Faz 50 anos que Yuri Gagarin veio a Brasília. Veio duas vezes numa só: em 29 de julho de 1961, numa estada de 58 minutos, e cinco dias depois, em permanência mais demorada. Conta-se que o cosmonauta que primeiro viu a Terra em sua inteireza redonda ficou assombrado com a Brasília vista da janela do avião. “Foi uma impressão inolvidável”, teria dito o russo, segundo o Correio Braziliense de 30 de julho de 1961. A versão de Juscelino, que àquela altura já tinha entregue o Palácio do Planalto a Jânio, foi outra. Gagarin teria dito: “Parece que aterrissei em outro planeta”. A revista O Cruzeiro, de 12 de agosto de 1961, registra declaração diferente, mas parecida: “Brasília é a cidade mais bonita. Sua fama mundial é bem merecida”. Donde se deduz que o russo decididamente ficou impressionado com a nova capital.

A Brasília de 1961 se dizia uma cidade, mas era alguma coisa outra, de “outro planeta”. Fazia menos de três meses que Gagarin tinha dado a volta na órbita da Terra. Tinha nos visto com os olhos de Deus. Três meses depois, conhecia uma estranha cidade feita de volumes geométricos, perfeitamente alinhados num eixo vertical e noutro horizontal que havia espantado o mundo quando de sua inauguração.

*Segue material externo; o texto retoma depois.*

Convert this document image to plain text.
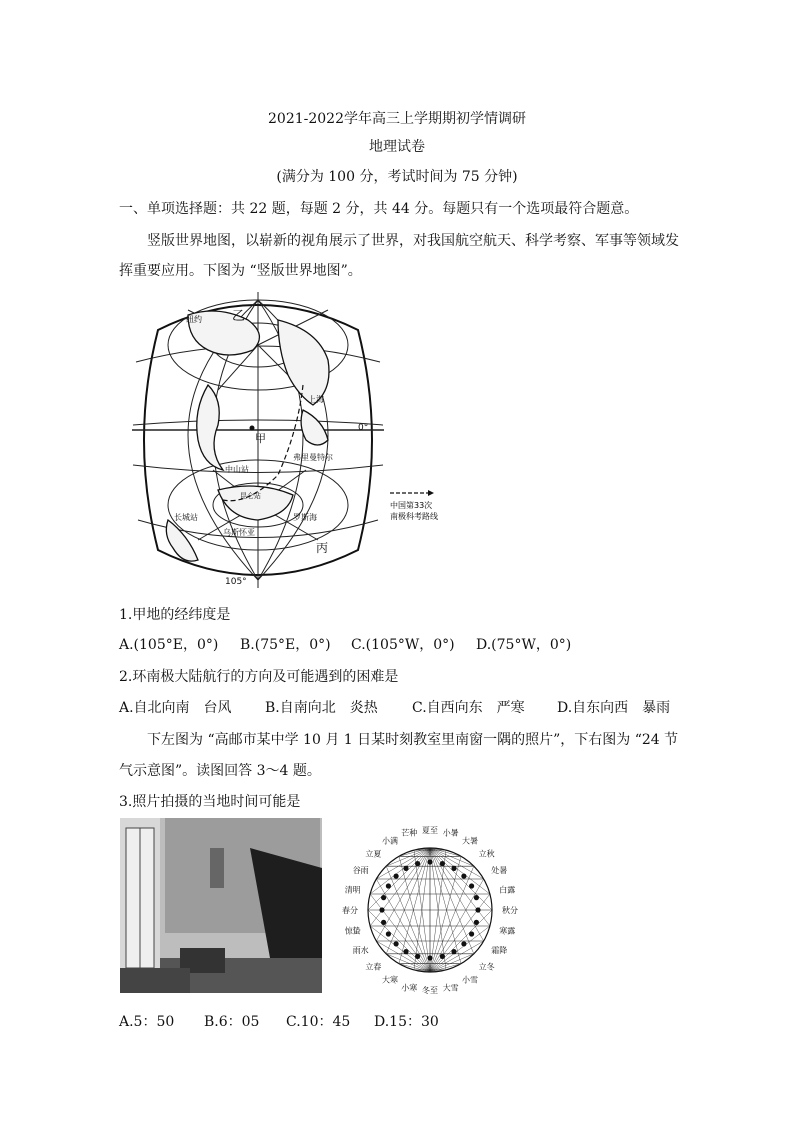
2021-2022学年高三上学期期初学情调研
地理试卷
(满分为 100 分，考试时间为 75 分钟)
一、单项选择题：共 22 题，每题 2 分，共 44 分。每题只有一个选项最符合题意。
竖版世界地图，以崭新的视角展示了世界，对我国航空航天、科学考察、军事等领域发
挥重要应用。下图为 “竖版世界地图”。
乙
纽约
上海
甲
0°
中山站
弗里曼特尔
昆仑站
长城站	罗斯海
乌斯怀亚
丙
105°
中国第33次
南极科考路线
1.甲地的经纬度是
A.(105°E，0°) B.(75°E，0°) C.(105°W，0°) D.(75°W，0°)
2.环南极大陆航行的方向及可能遇到的困难是
A.自北向南　台风 B.自南向北　炎热 C.自西向东　严寒 D.自东向西　暴雨
下左图为 “高邮市某中学 10 月 1 日某时刻教室里南窗一隅的照片”，下右图为 “24 节
气示意图”。读图回答 3～4 题。
3.照片拍摄的当地时间可能是
夏至 小暑
大暑
立秋
处暑
白露
秋分
寒露
霜降
立冬
小雪
大雪
冬至
小寒
大寒
立春
雨水
惊蛰
春分
清明
谷雨
立夏
小满
芒种
A.5：50 B.6：05 C.10：45 D.15：30
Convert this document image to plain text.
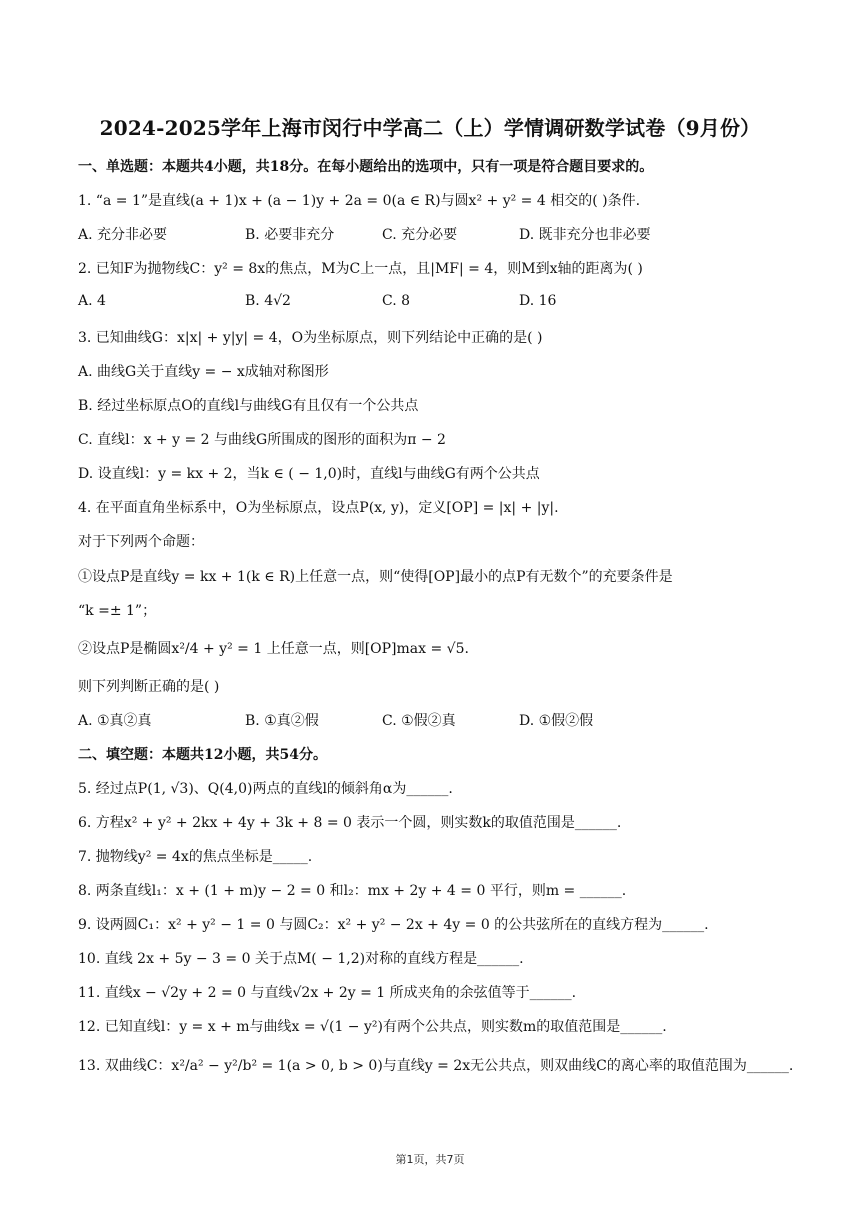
2024-2025学年上海市闵行中学高二（上）学情调研数学试卷（9月份）
一、单选题：本题共4小题，共18分。在每小题给出的选项中，只有一项是符合题目要求的。
1. “a = 1”是直线(a + 1)x + (a − 1)y + 2a = 0(a ∈ R)与圆x² + y² = 4 相交的( )条件.
A. 充分非必要	B. 必要非充分	C. 充分必要	D. 既非充分也非必要
2. 已知F为抛物线C：y² = 8x的焦点，M为C上一点，且|MF| = 4，则M到x轴的距离为( )
A. 4	B. 4√2	C. 8	D. 16
3. 已知曲线G：x|x| + y|y| = 4，O为坐标原点，则下列结论中正确的是( )
A. 曲线G关于直线y = − x成轴对称图形
B. 经过坐标原点O的直线l与曲线G有且仅有一个公共点
C. 直线l：x + y = 2 与曲线G所围成的图形的面积为π − 2
D. 设直线l：y = kx + 2，当k ∈ ( − 1,0)时，直线l与曲线G有两个公共点
4. 在平面直角坐标系中，O为坐标原点，设点P(x, y)，定义[OP] = |x| + |y|.
对于下列两个命题：
①设点P是直线y = kx + 1(k ∈ R)上任意一点，则“使得[OP]最小的点P有无数个”的充要条件是
“k =± 1”；
②设点P是椭圆x²/4 + y² = 1 上任意一点，则[OP]max = √5.
则下列判断正确的是( )
A. ①真②真	B. ①真②假	C. ①假②真	D. ①假②假
二、填空题：本题共12小题，共54分。
5. 经过点P(1, √3)、Q(4,0)两点的直线l的倾斜角α为______.
6. 方程x² + y² + 2kx + 4y + 3k + 8 = 0 表示一个圆，则实数k的取值范围是______.
7. 抛物线y² = 4x的焦点坐标是_____.
8. 两条直线l₁：x + (1 + m)y − 2 = 0 和l₂：mx + 2y + 4 = 0 平行，则m = ______.
9. 设两圆C₁：x² + y² − 1 = 0 与圆C₂：x² + y² − 2x + 4y = 0 的公共弦所在的直线方程为______.
10. 直线 2x + 5y − 3 = 0 关于点M( − 1,2)对称的直线方程是______.
11. 直线x − √2y + 2 = 0 与直线√2x + 2y = 1 所成夹角的余弦值等于______.
12. 已知直线l：y = x + m与曲线x = √(1 − y²)有两个公共点，则实数m的取值范围是______.
13. 双曲线C：x²/a² − y²/b² = 1(a > 0, b > 0)与直线y = 2x无公共点，则双曲线C的离心率的取值范围为______.
第1页，共7页
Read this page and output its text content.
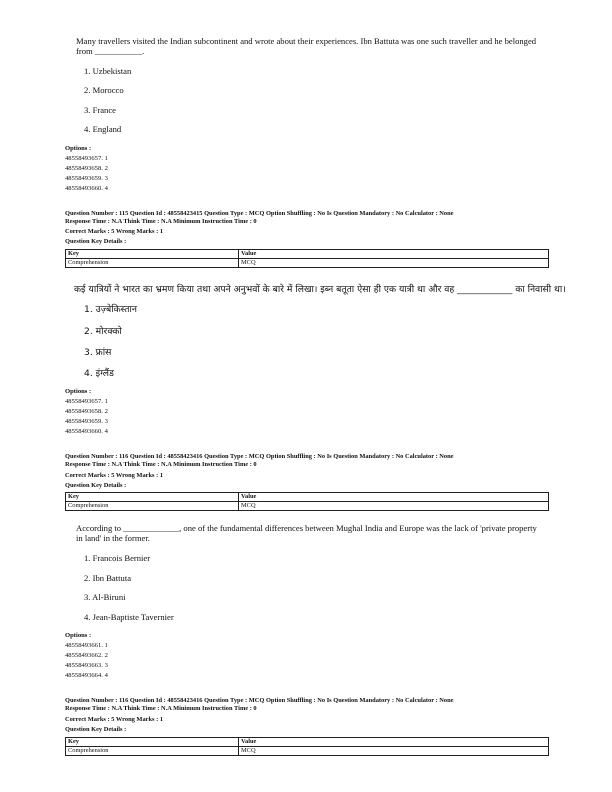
Many travellers visited the Indian subcontinent and wrote about their experiences. Ibn Battuta was one such traveller and he belonged
from ___________.
1. Uzbekistan
2. Morocco
3. France
4. England
Options :
48558493657. 1
48558493658. 2
48558493659. 3
48558493660. 4
Question Number : 115 Question Id : 48558423415 Question Type : MCQ Option Shuffling : No Is Question Mandatory : No Calculator : None
Response Time : N.A Think Time : N.A Minimum Instruction Time : 0
Correct Marks : 5 Wrong Marks : 1
Question Key Details :
Key	Value
Comprehension	MCQ
कई यात्रियों ने भारत का भ्रमण किया तथा अपने अनुभवों के बारे में लिखा। इब्न बतूता ऐसा ही एक यात्री था और वह ____________ का निवासी था।
1. उज़्बेकिस्तान
2. मोरक्को
3. फ्रांस
4. इंग्लैंड
Options :
48558493657. 1
48558493658. 2
48558493659. 3
48558493660. 4
Question Number : 116 Question Id : 48558423416 Question Type : MCQ Option Shuffling : No Is Question Mandatory : No Calculator : None
Response Time : N.A Think Time : N.A Minimum Instruction Time : 0
Correct Marks : 5 Wrong Marks : 1
Question Key Details :
Key	Value
Comprehension	MCQ
According to _____________, one of the fundamental differences between Mughal India and Europe was the lack of 'private property
in land' in the former.
1. Francois Bernier
2. Ibn Battuta
3. Al-Biruni
4. Jean-Baptiste Tavernier
Options :
48558493661. 1
48558493662. 2
48558493663. 3
48558493664. 4
Question Number : 116 Question Id : 48558423416 Question Type : MCQ Option Shuffling : No Is Question Mandatory : No Calculator : None
Response Time : N.A Think Time : N.A Minimum Instruction Time : 0
Correct Marks : 5 Wrong Marks : 1
Question Key Details :
Key	Value
Comprehension	MCQ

E, pode-se deduzir que ela estava no pensamento de Nikita Kruschev, o primeiro-ministro soviético. Em mensagem a Jânio Quadros, transmitida pelo cosmonauta, o líder comunista escreveu: “Em nosso país se manifesta grande interesse pela vida de sua maravilhosa nação, pela cultura nacional de seu povo, e muito prezamos a posição que alcançou o Brasil no conceito da cultura mundial”.

No começo dos anos 1960, os brasileiros chamavam a atenção do planeta basicamente por três preciosas contribuições à cultura mundial: a bossa nova e a arquitetura, e nela, a ousadia de erguer uma cidade em menos de quatro anos.

Yuri Gagarin tinha motivos para odiar Brasília – e não exatamente pela estranha conformação urbana. Sua chegada em 29 de julho foi um vexame. Militares da Aeronáutica confundiram com um brasileiro o militar russo que se aproximou do astronauta. Começou a pancadaria e já não se sabia quem era brasileiro e quem era soviético, quem apanhava e quem batia. Sobrou para os jornalistas.

O astronauta ficou menos de uma hora em Brasília. Seguiu para o Rio e de lá para São Paulo. No Rio, cansado, recolheu-se logo depois do jantar, deixando muitos convidados à sua espera. Alegou que a recepção em Brasília fora “por demais fervorosa”. Não faltava bom humor ao ex-camponês. De volta a Brasília, em 2 de agosto, foi condecorado por Jânio Quadros com a Ordem do Cruzeiro do Sul.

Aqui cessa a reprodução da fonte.